Observing Supermassive Black Hole Binaries

Supermassive black hole binaries (SMBHBs) should be common products of the hierarchical growth of galaxies and the loudest expected sources of low-frequency gravitational waves. Periodic quasar variability has been predicted as an observational signature of SMBHBs, due to modulated mass accretion or relativistic Doppler boosting. We have conducted a systematic search for periodically varying quasars in the Pan-STARRS1 Medium Deep Survey (PS1 MDS) and identified 26 candidates in a ~50 deg^2 sky area. We further extend the temporal baseline of observations via our imaging campaign with the Discovery Channel Telescope and the Las Cumbres Observatory network telescopes and reevaluate the candidates using a range of statistical criteria.
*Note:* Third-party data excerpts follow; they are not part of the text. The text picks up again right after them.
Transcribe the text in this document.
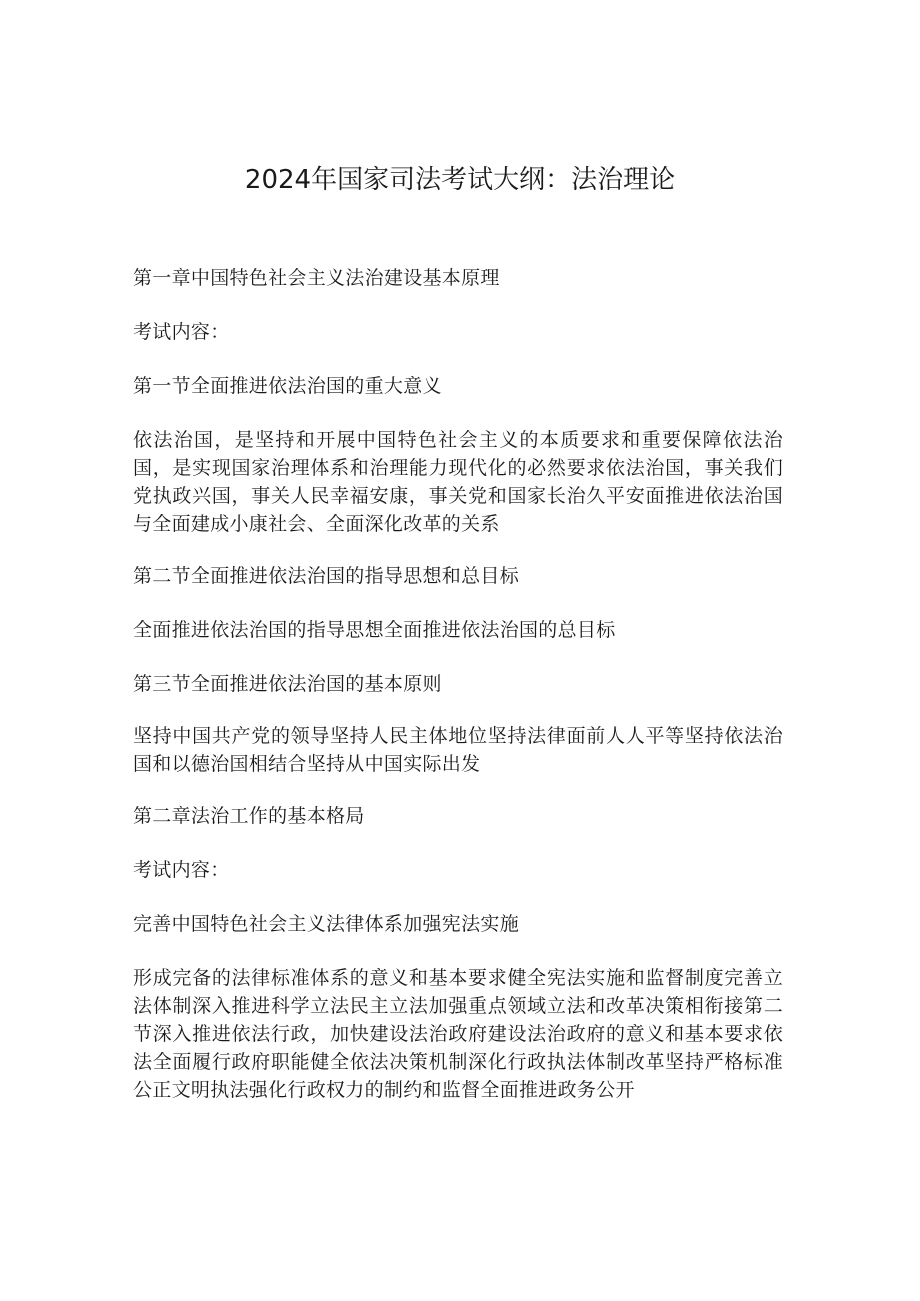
2024年国家司法考试大纲：法治理论

第一章中国特色社会主义法治建设基本原理

考试内容：

第一节全面推进依法治国的重大意义

依法治国，是坚持和开展中国特色社会主义的本质要求和重要保障依法治国，是实现国家治理体系和治理能力现代化的必然要求依法治国，事关我们党执政兴国，事关人民幸福安康，事关党和国家长治久平安面推进依法治国与全面建成小康社会、全面深化改革的关系

第二节全面推进依法治国的指导思想和总目标

全面推进依法治国的指导思想全面推进依法治国的总目标

第三节全面推进依法治国的基本原则

坚持中国共产党的领导坚持人民主体地位坚持法律面前人人平等坚持依法治国和以德治国相结合坚持从中国实际出发

第二章法治工作的基本格局

考试内容：

完善中国特色社会主义法律体系加强宪法实施

形成完备的法律标准体系的意义和基本要求健全宪法实施和监督制度完善立法体制深入推进科学立法民主立法加强重点领域立法和改革决策相衔接第二节深入推进依法行政，加快建设法治政府建设法治政府的意义和基本要求依法全面履行政府职能健全依法决策机制深化行政执法体制改革坚持严格标准公正文明执法强化行政权力的制约和监督全面推进政务公开
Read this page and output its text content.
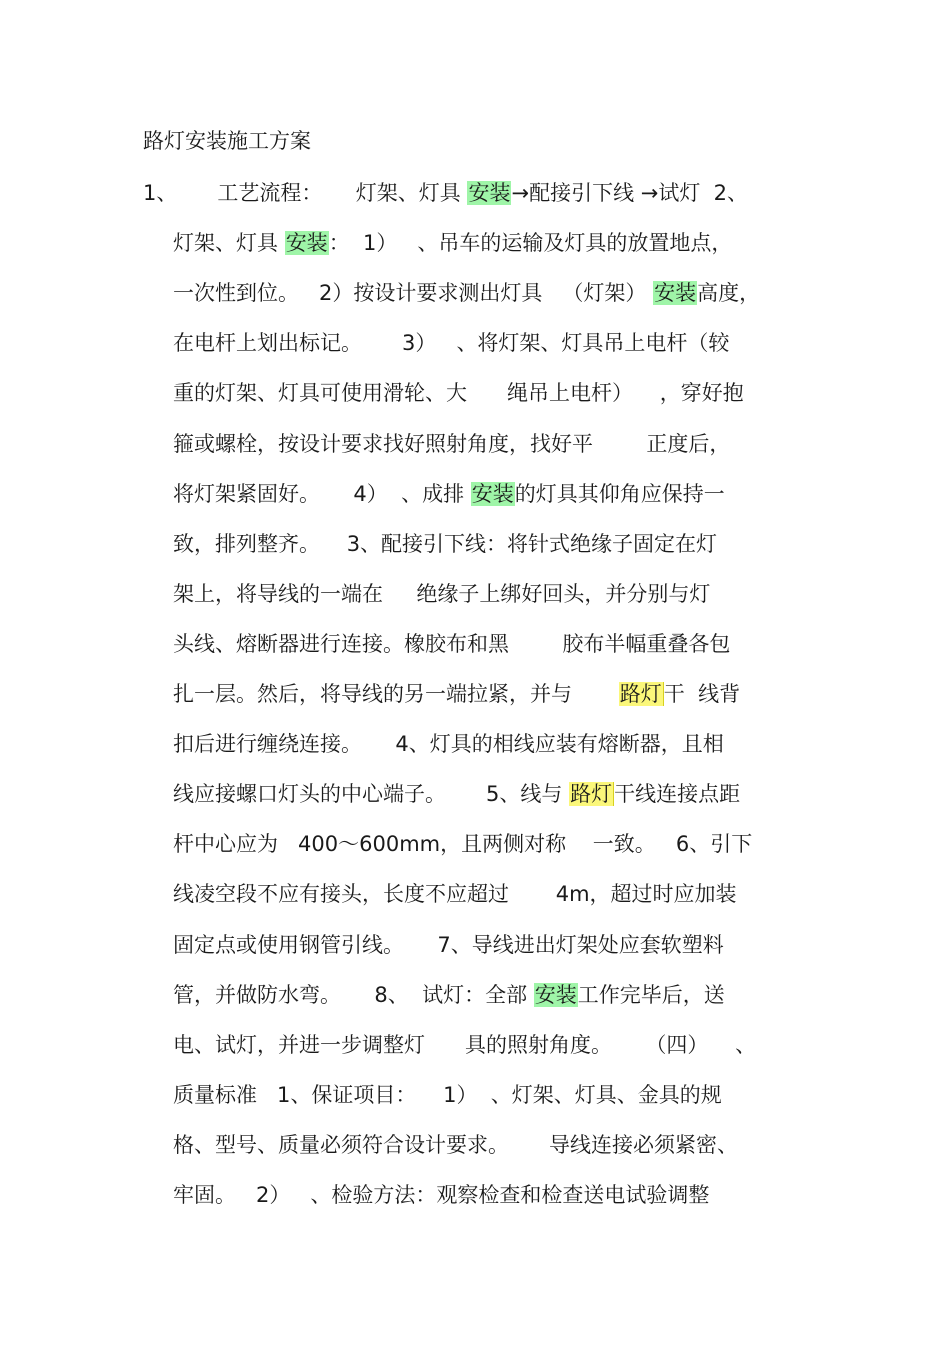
路灯安装施工方案
1、      工艺流程：     灯架、灯具 安装→配接引下线 →试灯  2、
灯架、灯具 安装：  1）   、吊车的运输及灯具的放置地点，
一次性到位。   2）按设计要求测出灯具   （灯架） 安装高度，
在电杆上划出标记。      3）   、将灯架、灯具吊上电杆（较
重的灯架、灯具可使用滑轮、大      绳吊上电杆）    ，穿好抱
箍或螺栓，按设计要求找好照射角度，找好平        正度后，
将灯架紧固好。     4）  、成排 安装的灯具其仰角应保持一
致，排列整齐。    3、配接引下线：将针式绝缘子固定在灯
架上，将导线的一端在     绝缘子上绑好回头，并分别与灯
头线、熔断器进行连接。橡胶布和黑        胶布半幅重叠各包
扎一层。然后，将导线的另一端拉紧，并与       路灯干  线背
扣后进行缠绕连接。     4、灯具的相线应装有熔断器，且相
线应接螺口灯头的中心端子。      5、线与 路灯干线连接点距
杆中心应为   400～600mm，且两侧对称    一致。   6、引下
线凌空段不应有接头，长度不应超过       4m，超过时应加装
固定点或使用钢管引线。     7、导线进出灯架处应套软塑料
管，并做防水弯。     8、  试灯：全部 安装工作完毕后，送
电、试灯，并进一步调整灯      具的照射角度。     （四）    、
质量标准   1、保证项目：    1）  、灯架、灯具、金具的规
格、型号、质量必须符合设计要求。      导线连接必须紧密、
牢固。   2）   、检验方法：观察检查和检查送电试验调整
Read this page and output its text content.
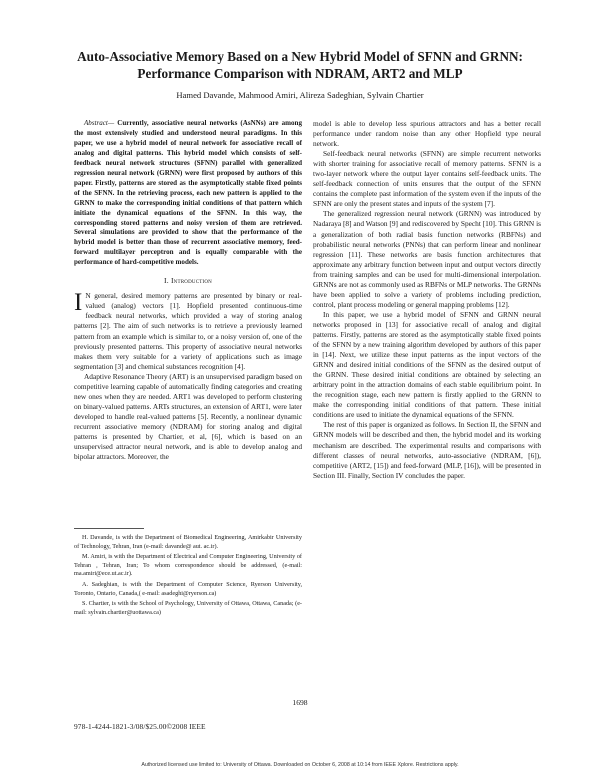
Auto-Associative Memory Based on a New Hybrid Model of SFNN and GRNN: Performance Comparison with NDRAM, ART2 and MLP
Hamed Davande, Mahmood Amiri, Alireza Sadeghian, Sylvain Chartier

Abstract— Currently, associative neural networks (AsNNs) are among the most extensively studied and understood neural paradigms. In this paper, we use a hybrid model of neural network for associative recall of analog and digital patterns. This hybrid model which consists of self-feedback neural network structures (SFNN) parallel with generalized regression neural network (GRNN) were first proposed by authors of this paper. Firstly, patterns are stored as the asymptotically stable fixed points of the SFNN. In the retrieving process, each new pattern is applied to the GRNN to make the corresponding initial conditions of that pattern which initiate the dynamical equations of the SFNN. In this way, the corresponding stored patterns and noisy version of them are retrieved. Several simulations are provided to show that the performance of the hybrid model is better than those of recurrent associative memory, feed-forward multilayer perceptron and is equally comparable with the performance of hard-competitive models.

I. Introduction

I N general, desired memory patterns are presented by binary or real-valued (analog) vectors [1]. Hopfield presented continuous-time feedback neural networks, which provided a way of storing analog patterns [2]. The aim of such networks is to retrieve a previously learned pattern from an example which is similar to, or a noisy version of, one of the previously presented patterns. This property of associative neural networks makes them very suitable for a variety of applications such as image segmentation [3] and chemical substances recognition [4].

Adaptive Resonance Theory (ART) is an unsupervised paradigm based on competitive learning capable of automatically finding categories and creating new ones when they are needed. ART1 was developed to perform clustering on binary-valued patterns. ARTs structures, an extension of ART1, were later developed to handle real-valued patterns [5]. Recently, a nonlinear dynamic recurrent associative memory (NDRAM) for storing analog and digital patterns is presented by Chartier, et al, [6], which is based on an unsupervised attractor neural network, and is able to develop analog and bipolar attractors. Moreover, the

H. Davande, is with the Department of Biomedical Engineering, Amirkabir University of Technology, Tehran, Iran (e-mail: davande@ aut. ac.ir).

M. Amiri, is with the Department of Electrical and Computer Engineering, University of Tehran , Tehran, Iran; To whom correspondence should be addressed, (e-mail: ma.amiri@ece.ut.ac.ir).

A. Sadeghian, is with the Department of Computer Science, Ryerson University, Toronto, Ontario, Canada,( e-mail: asadeghi@ryerson.ca)

S. Chartier, is with the School of Psychology, University of Ottawa, Ottawa, Canada; (e-mail: sylvain.chartier@uottawa.ca)

model is able to develop less spurious attractors and has a better recall performance under random noise than any other Hopfield type neural network.

Self-feedback neural networks (SFNN) are simple recurrent networks with shorter training for associative recall of memory patterns. SFNN is a two-layer network where the output layer contains self-feedback units. The self-feedback connection of units ensures that the output of the SFNN contains the complete past information of the system even if the inputs of the SFNN are only the present states and inputs of the system [7].

The generalized regression neural network (GRNN) was introduced by Nadaraya [8] and Watson [9] and rediscovered by Specht [10]. This GRNN is a generalization of both radial basis function networks (RBFNs) and probabilistic neural networks (PNNs) that can perform linear and nonlinear regression [11]. These networks are basis function architectures that approximate any arbitrary function between input and output vectors directly from training samples and can be used for multi-dimensional interpolation. GRNNs are not as commonly used as RBFNs or MLP networks. The GRNNs have been applied to solve a variety of problems including prediction, control, plant process modeling or general mapping problems [12].

In this paper, we use a hybrid model of SFNN and GRNN neural networks proposed in [13] for associative recall of analog and digital patterns. Firstly, patterns are stored as the asymptotically stable fixed points of the SFNN by a new training algorithm developed by authors of this paper in [14]. Next, we utilize these input patterns as the input vectors of the GRNN and desired initial conditions of the SFNN as the desired output of the GRNN. These desired initial conditions are obtained by selecting an arbitrary point in the attraction domains of each stable equilibrium point. In the recognition stage, each new pattern is firstly applied to the GRNN to make the corresponding initial conditions of that pattern. These initial conditions are used to initiate the dynamical equations of the SFNN.

The rest of this paper is organized as follows. In Section II, the SFNN and GRNN models will be described and then, the hybrid model and its working mechanism are described. The experimental results and comparisons with different classes of neural networks, auto-associative (NDRAM, [6]), competitive (ART2, [15]) and feed-forward (MLP, [16]), will be presented in Section III. Finally, Section IV concludes the paper.

1698
978-1-4244-1821-3/08/$25.00©2008 IEEE
Authorized licensed use limited to: University of Ottawa. Downloaded on October 6, 2008 at 10:14 from IEEE Xplore. Restrictions apply.
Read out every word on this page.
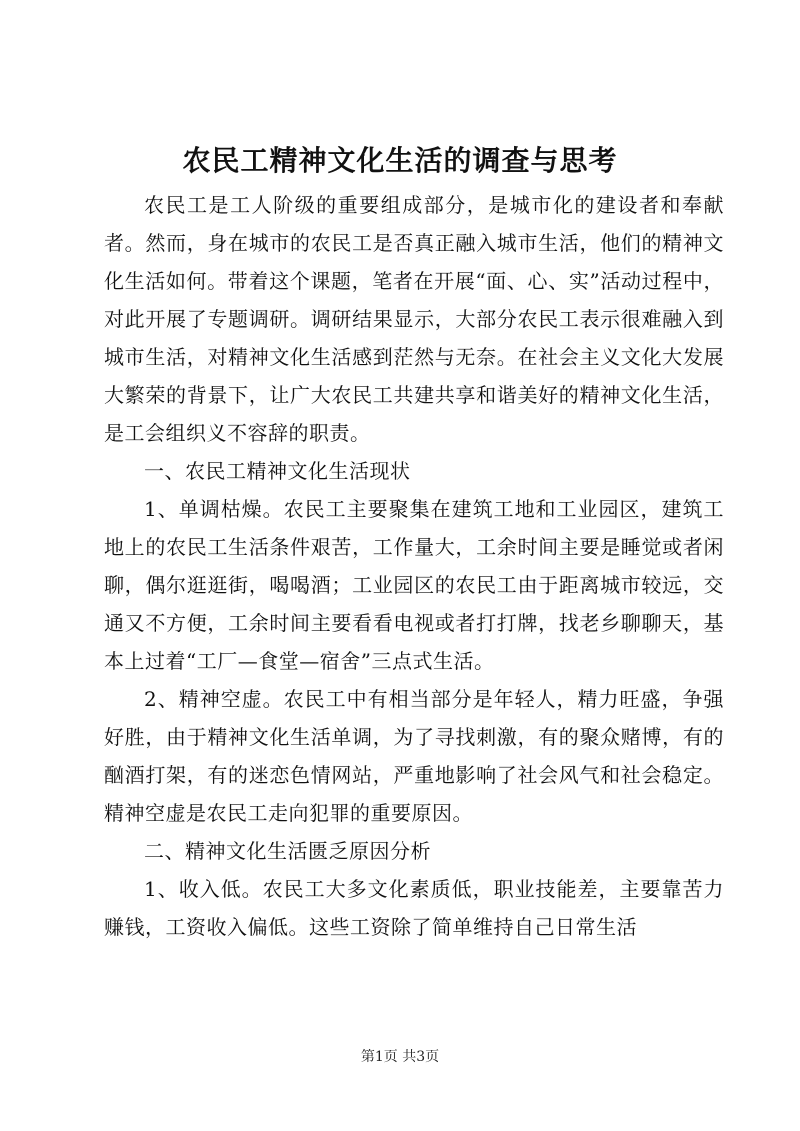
农民工精神文化生活的调查与思考

农民工是工人阶级的重要组成部分，是城市化的建设者和奉献者。然而，身在城市的农民工是否真正融入城市生活，他们的精神文化生活如何。带着这个课题，笔者在开展“面、心、实”活动过程中，对此开展了专题调研。调研结果显示，大部分农民工表示很难融入到城市生活，对精神文化生活感到茫然与无奈。在社会主义文化大发展大繁荣的背景下，让广大农民工共建共享和谐美好的精神文化生活，是工会组织义不容辞的职责。

一、农民工精神文化生活现状

1、单调枯燥。农民工主要聚集在建筑工地和工业园区，建筑工地上的农民工生活条件艰苦，工作量大，工余时间主要是睡觉或者闲聊，偶尔逛逛街，喝喝酒；工业园区的农民工由于距离城市较远，交通又不方便，工余时间主要看看电视或者打打牌，找老乡聊聊天，基本上过着“工厂—食堂—宿舍”三点式生活。

2、精神空虚。农民工中有相当部分是年轻人，精力旺盛，争强好胜，由于精神文化生活单调，为了寻找刺激，有的聚众赌博，有的酗酒打架，有的迷恋色情网站，严重地影响了社会风气和社会稳定。精神空虚是农民工走向犯罪的重要原因。

二、精神文化生活匮乏原因分析

1、收入低。农民工大多文化素质低，职业技能差，主要靠苦力赚钱，工资收入偏低。这些工资除了简单维持自己日常生活

第1页 共3页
We determine an upper limit of <0.6 SMBHBs per 1000 quasars out to z~2, in potential tension with previous work.  We also apply our method to the well-known periodic quasar and SMBHB candidate PG1302-102 using extended data from the All-sky Automated Survey for Supernovae and find that evidence for its periodicity has weakened over a baseline of ~15 years. 

Bio:

 

I am starting a postdoc at the Leonard E. Parker Center for Gravitation, Cosmology and Astrophysics in the Department of Physics at the University of Wisconsin – Milwaukee. I recently completed my Ph.D. at the University of Maryland, where I also received my M.S. in Astronomy. I am interested in searching for supermassive black hole binaries and studying them using gravitational wave and electromagnetic observations.